3 thoughts on “So, where to from here?

  1. Thank you Declan’s Nana so much for this post. I know I am only one of thousands who’s heart has broken over sweet Declan, but please let your family know how very much they are in our hearts, thoughts and prayers. I have been watching Declan’s journey since the very beginning, I have laughed with you all, cried with you all, prayed and prayed for you all and now although it doesn’t compare, I am grieving with you all.

    You see (and no one else knows my story but I need to share it with you) my father passed away last September, and I was devastated. We were and are a very close family, then of 4 on this earth and now 3. I was going in and out of depression for months until I saw the story of this remarkable young boy named Declan. I saw his smile, I saw his laughter and all of his trials and tribulations and yet this little soldier still had a smile on his face. He brought me through the darkness. I am forever grateful for your Declan, although I wish with everything that I am, he never had to go through any of this. My heart aches for Sherri and Stan and family, I wish I could take away the pain. I so wish I could, all I have is to let you know your sweet precious Declan with the amazing and contagious smile has changed me forever and filled me with hope.

    I will do whatever I can from now and forever to spread Declan’s story and to get the word out about Pediatric Cancer.

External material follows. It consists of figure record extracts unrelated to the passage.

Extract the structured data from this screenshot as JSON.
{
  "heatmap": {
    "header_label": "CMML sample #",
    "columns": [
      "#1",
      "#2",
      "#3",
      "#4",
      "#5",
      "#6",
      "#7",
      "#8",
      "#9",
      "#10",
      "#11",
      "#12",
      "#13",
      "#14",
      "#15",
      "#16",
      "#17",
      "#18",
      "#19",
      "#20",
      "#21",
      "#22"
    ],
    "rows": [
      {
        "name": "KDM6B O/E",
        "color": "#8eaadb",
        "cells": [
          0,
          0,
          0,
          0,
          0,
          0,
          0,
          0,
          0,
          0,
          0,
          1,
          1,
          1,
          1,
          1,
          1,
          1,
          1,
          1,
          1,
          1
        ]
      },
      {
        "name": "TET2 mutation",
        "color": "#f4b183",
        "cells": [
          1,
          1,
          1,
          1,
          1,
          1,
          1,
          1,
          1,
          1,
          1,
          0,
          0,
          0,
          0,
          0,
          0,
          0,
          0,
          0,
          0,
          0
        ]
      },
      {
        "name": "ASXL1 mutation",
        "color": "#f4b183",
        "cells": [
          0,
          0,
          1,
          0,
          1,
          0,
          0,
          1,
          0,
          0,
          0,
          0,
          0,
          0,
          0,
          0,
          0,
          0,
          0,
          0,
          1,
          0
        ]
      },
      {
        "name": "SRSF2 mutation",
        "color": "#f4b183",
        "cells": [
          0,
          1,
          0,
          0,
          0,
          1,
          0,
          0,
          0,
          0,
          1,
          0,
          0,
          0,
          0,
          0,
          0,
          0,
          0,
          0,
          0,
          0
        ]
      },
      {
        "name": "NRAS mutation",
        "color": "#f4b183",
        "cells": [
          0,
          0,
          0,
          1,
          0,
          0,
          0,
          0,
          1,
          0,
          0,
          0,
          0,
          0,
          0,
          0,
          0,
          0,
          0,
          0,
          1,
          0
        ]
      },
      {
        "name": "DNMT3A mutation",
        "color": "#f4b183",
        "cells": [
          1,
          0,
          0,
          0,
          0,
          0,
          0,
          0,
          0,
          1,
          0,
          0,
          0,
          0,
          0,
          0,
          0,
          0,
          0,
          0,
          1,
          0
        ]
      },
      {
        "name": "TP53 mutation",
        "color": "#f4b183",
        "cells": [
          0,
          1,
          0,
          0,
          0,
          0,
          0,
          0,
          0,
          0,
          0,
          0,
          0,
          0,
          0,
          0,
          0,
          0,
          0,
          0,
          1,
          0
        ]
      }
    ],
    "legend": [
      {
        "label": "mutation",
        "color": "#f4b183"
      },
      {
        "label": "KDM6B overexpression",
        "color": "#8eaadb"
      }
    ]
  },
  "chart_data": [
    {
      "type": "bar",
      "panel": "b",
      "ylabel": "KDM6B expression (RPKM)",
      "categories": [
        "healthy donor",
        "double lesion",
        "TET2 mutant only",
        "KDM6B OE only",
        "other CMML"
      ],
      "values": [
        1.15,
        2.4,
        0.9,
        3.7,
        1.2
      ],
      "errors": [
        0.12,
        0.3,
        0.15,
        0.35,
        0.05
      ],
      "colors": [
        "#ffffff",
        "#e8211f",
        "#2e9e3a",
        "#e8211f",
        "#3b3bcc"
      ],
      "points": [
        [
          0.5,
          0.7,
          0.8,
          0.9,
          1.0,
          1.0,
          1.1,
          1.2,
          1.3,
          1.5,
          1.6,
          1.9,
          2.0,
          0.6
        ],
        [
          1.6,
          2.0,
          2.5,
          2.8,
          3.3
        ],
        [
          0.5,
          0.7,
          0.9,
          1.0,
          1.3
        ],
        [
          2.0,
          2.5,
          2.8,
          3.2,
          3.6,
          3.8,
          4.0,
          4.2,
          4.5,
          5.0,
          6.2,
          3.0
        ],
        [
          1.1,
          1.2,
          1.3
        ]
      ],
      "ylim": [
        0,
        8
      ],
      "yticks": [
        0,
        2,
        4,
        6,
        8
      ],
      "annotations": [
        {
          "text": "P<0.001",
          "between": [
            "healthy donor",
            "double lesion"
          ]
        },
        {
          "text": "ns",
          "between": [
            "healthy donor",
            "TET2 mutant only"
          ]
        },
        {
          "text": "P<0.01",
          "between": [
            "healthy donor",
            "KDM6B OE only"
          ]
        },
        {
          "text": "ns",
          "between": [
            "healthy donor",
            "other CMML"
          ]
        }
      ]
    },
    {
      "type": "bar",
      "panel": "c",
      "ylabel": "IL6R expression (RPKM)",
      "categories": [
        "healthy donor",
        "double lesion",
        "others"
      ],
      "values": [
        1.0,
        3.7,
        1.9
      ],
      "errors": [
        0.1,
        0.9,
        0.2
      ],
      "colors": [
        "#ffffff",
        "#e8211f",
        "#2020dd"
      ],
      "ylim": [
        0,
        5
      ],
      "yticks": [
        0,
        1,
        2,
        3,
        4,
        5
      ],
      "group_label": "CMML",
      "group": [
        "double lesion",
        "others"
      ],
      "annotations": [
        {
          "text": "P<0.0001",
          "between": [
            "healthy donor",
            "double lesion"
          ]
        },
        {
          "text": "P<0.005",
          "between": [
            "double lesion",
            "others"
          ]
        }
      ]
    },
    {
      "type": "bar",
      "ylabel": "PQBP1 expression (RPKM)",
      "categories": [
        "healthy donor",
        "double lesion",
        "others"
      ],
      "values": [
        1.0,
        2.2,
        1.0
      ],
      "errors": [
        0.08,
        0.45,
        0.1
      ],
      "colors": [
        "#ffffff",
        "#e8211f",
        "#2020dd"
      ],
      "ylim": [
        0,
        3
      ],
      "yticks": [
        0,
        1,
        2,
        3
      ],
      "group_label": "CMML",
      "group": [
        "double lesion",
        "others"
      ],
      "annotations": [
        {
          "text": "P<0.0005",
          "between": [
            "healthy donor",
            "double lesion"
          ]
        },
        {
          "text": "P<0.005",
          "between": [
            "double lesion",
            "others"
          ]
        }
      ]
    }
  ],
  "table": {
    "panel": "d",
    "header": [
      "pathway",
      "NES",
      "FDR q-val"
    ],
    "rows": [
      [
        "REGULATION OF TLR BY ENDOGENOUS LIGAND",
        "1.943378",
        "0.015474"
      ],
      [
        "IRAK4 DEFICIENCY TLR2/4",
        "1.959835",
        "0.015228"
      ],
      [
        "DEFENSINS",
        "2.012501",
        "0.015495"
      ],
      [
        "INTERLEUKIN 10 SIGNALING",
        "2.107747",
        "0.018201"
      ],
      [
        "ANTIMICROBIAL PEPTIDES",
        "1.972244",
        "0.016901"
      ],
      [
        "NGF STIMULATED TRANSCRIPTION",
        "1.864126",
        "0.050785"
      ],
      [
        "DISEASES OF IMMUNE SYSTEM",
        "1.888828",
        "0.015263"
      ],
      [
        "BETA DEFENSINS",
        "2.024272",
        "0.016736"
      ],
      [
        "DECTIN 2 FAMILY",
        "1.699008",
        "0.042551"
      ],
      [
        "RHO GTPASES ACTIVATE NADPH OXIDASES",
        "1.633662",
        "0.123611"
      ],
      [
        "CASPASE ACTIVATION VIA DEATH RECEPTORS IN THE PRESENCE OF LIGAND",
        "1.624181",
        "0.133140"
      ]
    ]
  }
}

    With all of my heart and prayers for you and the Carmical Family,

    Leigh A. Trefry

  2. Donna – I know what a mother’s love is about and I now know what a grandparent’s love is about, so I can only imagine your sorrow. I send my deepest sympathy. I too followed Declan’s journey from the beginning, because I made a vow to support other families who have a child with a medical condition. I made that vow after my grandson had to have surgery at 5 months old and we received so much support from family, friends and strangers on a website. They gave us such hope at a time we were so scared. In fact, many were “Perfect Strangers” and I will never forget them. In that aspect, I know how grateful you are and the need to pay it forward. Declan left all of us with a mission to push for a cure for cancer and find compassion in our hearts for other people by lending our support. I have a lot of respect and admiration for your son and daughter-in-law for the reasons you mentioned in your statement above. My prayers are with you during this difficult time!